Tall-grass prairie is one of the most imperiled and degraded ecosystems in the world. Of the estimated 1.5 million km 2 of grassland that existed prior to the settlement of Europeans in North America, less than 1% remains today. These remaining prairie fragments have been very susceptible to the colonization and establishment of alien grass species.
In North Dakota tall-grass prairies, the native species Spartina pectinata Link (prairie cordgrass) occurs in very discrete patches, ranging from a few stems to over 4 ha (Cronin 2003).
The matrix associated with cordgrass patches consists of 3 basic types: mudflats of mostly bare ground, mixed native grasses, and monocultures of exotic smooth brome, Bromus inermis Leyss (Cronin 2003, Cronin & Haynes 2004, Haynes & Cronin 2003). Brome is a very aggressive weed that has displaced much of the native flora, even invading mudflats. Based on our own surveys, 1/3 of the small to medium-sized cordgrass patches in brome (< 25 m 2) were displaced within a 4-year period of time (Dillemuth & Cronin, unpubl. data). At our study sites in North Dakota, the matrix is composed of approximately 30% mudflat, 40% native non-host grasses, and 30% brome.
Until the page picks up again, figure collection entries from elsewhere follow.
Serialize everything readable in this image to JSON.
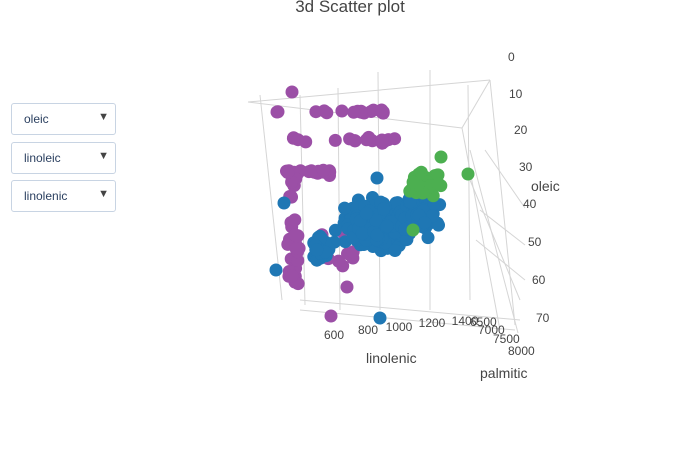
{
  "title": "3d Scatter plot",
  "dropdowns": [
    {
      "label": "oleic",
      "arrow": "▼"
    },
    {
      "label": "linoleic",
      "arrow": "▼"
    },
    {
      "label": "linolenic",
      "arrow": "▼"
    }
  ],
  "chart_data": {
    "type": "scatter",
    "title": "3d Scatter plot",
    "axes": {
      "oleic": {
        "label": "oleic",
        "range": [
          0,
          70
        ],
        "ticks": [
          "0",
          "10",
          "20",
          "30",
          "40",
          "50",
          "60",
          "70"
        ]
      },
      "palmitic": {
        "label": "palmitic",
        "range": [
          6500,
          8000
        ],
        "ticks": [
          "6500",
          "7000",
          "7500",
          "8000"
        ]
      },
      "linolenic": {
        "label": "linolenic",
        "range": [
          500,
          1400
        ],
        "ticks": [
          "600",
          "800",
          "1000",
          "1200",
          "1400"
        ]
      }
    },
    "grid": true,
    "series": [
      {
        "color": "#9b4fa6",
        "count": 95
      },
      {
        "color": "#1f77b4",
        "count": 260
      },
      {
        "color": "#4caf50",
        "count": 60
      }
    ]
  }
}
P. crocea is the dominant herbivore of cordgrass and exhibits 2 distinct generations per year in North Dakota, with adult densities peaking in mid-late June and again in early August (Cronin 2003). Adults live 1-2 weeks and lay eggs in cordgrass leaves. The suite of natural enemies that attack P. crocea includes egg and nymphal/adult parasitoids and many arthropod predators, particularly spiders (Cronin et al. 2004). The mymarid egg parasitoid Anagrus columbi Perkins (Cronin 2003) is by far the most dominant parasitoid, killing » 21% of the P. crocea eggs per patch (range: 2.7-64.5%). In our prairie landscapes, A. columbi attacks only P. crocea. The foraging and movement behavior of this egg parasitoid is quite similar to that of the congener A. sophiae, a parasitoid of the salt-marsh planthoppers P. marginata and P. dolus that I have studied extensively in the past (Cronin & Strong 1990a,b, 1993a,b, 1996, 1999, Reeve et al. 1994a,b). Finally, there are ca. 20 species of spiders foraging for prey within our cordgrass patches, but these generalist predators appear to have minimal impact on planthopper mortality (Cronin et al. 2004).